Do thermoelectric generators use up heat to generate electricity?

When heat is transferred from the hot side to the cold side, electricity is generated.

Does this mean that we're extracting energy from molecule vibrations (lower overall temperature) or from just the flow from hot to cold area?

Is there any device capable of extracting energy from molecule vibrations?

What do thermodynamics say about the subject?

Thermoelectric generators (TEGs) are heat engines. They indeed "use up heat" to produce useful work. What happens is that some of the heat that passes from the hot reservoir through the TEG and to the cold reservoir is converted to useful work. The typical efficiency of a TEG is about 5%, but that number depends on the temperature difference between the hot and cold side, so for small $$\Delta T$$ (around 1 K for example), an efficiency below 1% is not uncommon.

Some of this useful work is lost through Joule heating inside the TEG itself (and to the load to which we can assume it is connected), enhanced or hindered by the Thomson effect and possibly other thermoelectric effects if the TEG contains anisotropic and/or inhomogeneous materials.

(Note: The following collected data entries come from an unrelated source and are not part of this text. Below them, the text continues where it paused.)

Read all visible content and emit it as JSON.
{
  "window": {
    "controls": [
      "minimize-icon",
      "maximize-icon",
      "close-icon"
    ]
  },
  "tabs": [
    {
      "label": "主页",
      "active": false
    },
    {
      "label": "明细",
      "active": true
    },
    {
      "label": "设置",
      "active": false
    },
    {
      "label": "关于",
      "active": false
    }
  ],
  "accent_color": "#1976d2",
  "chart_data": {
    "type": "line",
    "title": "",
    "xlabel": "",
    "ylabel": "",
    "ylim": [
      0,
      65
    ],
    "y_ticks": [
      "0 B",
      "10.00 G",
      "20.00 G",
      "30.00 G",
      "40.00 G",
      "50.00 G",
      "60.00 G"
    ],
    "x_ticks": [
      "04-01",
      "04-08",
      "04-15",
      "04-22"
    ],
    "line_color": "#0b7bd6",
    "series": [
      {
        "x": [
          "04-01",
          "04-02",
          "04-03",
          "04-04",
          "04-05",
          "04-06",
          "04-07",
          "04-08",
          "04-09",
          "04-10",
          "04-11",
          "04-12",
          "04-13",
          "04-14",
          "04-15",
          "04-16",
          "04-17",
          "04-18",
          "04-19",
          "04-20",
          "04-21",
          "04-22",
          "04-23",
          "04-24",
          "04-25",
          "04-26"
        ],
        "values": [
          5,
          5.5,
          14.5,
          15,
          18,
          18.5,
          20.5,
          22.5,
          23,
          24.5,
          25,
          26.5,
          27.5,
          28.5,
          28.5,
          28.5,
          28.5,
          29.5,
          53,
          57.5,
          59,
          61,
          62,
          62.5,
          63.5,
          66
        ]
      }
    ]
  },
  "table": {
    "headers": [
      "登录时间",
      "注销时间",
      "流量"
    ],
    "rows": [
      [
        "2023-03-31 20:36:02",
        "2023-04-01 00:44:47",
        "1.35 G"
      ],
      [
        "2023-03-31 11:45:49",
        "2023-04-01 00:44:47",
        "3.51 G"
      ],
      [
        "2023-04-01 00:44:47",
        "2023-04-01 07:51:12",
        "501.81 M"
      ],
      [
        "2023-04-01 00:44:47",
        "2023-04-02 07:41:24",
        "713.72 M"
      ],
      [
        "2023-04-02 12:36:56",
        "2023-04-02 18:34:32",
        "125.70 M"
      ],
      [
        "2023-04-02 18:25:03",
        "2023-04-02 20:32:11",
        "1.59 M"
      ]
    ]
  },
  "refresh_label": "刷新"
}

In these kinds of analysis, we assume that the hot and cold reservoirs are infinite and that their temperature do not change. So the temperature isn't lowering at the hot side even if the heat engine is producing a useful work (but you're right, it would if the reservoir wasn't "big" compared to the heat engine itself). However the temperature of the heat engine itself may either increase (if the Joule effect dominates for example) or decrease compared to if it wasn't connected to a load, i.e. if it wasn't performing useful work. Indeed, if the Thomson effect dominates over the Joule effect (which is possible for many materials under certain conditions), the TEG can be colder when it is powering a load compared to when it isn't producing any useful work.

This is the realm of non equilibrium thermodynamics, where there are entropy fluxes and where we usually apply Onsager reciprocity relations (we assume small perturbations that drive the system out of equilibrium). Everything is consistent with thermodynamics, no fundamental law is violated.

To answer your other questions, yes kind of. The molecular vibrations could be replaced by phonons to make the questions a little bit more formal. The answer is yes, it is possible to extract energy out of the phonons (or thermal atomistic excitations). As soon as a temperature difference exists across a thermoelectric material (such as a TEG leg), a potential difference builds up. If the TEG is connected to a load, it produces a current and thus a useful work.

Now, as to why an electric potential builds up when a temperature difference is established across a TE element, I suggest you look up the Seebeck effect. A quick (and dirty) explanation is that the electrons are affected by temperature and that they tend to diffuse from either cold to hot or vice versa, thereby creating an electric field and so a potential difference which can be used to power up an electrical circuit.

• So, in effect in a system where you have 1l of water at temperature of 50C on the hot side and 1l of water at temperature of 0C on the cold side, and we extract the energy using the thermoelectric generator, after it gets to equilibrium, will it be 25C on both sides or will it be say 24C assuming the extracted electricity was moved and consumed outside of the system? – Gensys LTD Aug 14 at 10:17
• @GensysLTD The thermodynamics equilibrium state leads to a temperature equal to that of the room the device is in. It could be far from the average temperature between the hot and cold reservoirs. But I guess we can assume that the experiment is done in vacuum (with the reservoirs sealed) with perfectly reflective mirrors all around, so radiation doesn't play much of an effect. Let's assume that water properties do not change much over that temperature range. Since energy is conserved, $Q_h-Q_c = W >0$ where $W$ is the work done by the TEG (assume it's positive). It means that the hot – thermomagnetic condensed boson Aug 14 at 10:57
• reservoir cools down more than the cold reservoir heats up. So in the end, yes, you end up with a temperature lower than 25C. – thermomagnetic condensed boson Aug 14 at 10:58

Do thermoelectric generators use up heat to generate electricity? Yes, some of the heat that enters a thermoelectric generator does not exit as heat and is converted to electricity.

In n-type semiconductors charge carriers are "electrons" and and p-type, charge carriers are "holes". These charge carriers diffuse away from the hot side. see figure "Thermoelectric Generator Charge Carriers" in the below URL

https://thermoelectricsolutions.com/how-thermoelectric-generators-work/

Having charge carriers more concentrated at one end of the thermoelement sets up an electrical potential. This p-n couple as shown in the diagram can be connected in series to additively increase the voltage generated by the thermoelectric generator. Increasing the temperature difference also increases the potential.

I understand you are looking for a micro scale answer and this answer is more macro scale. Hopefully it contributes to your knowledge.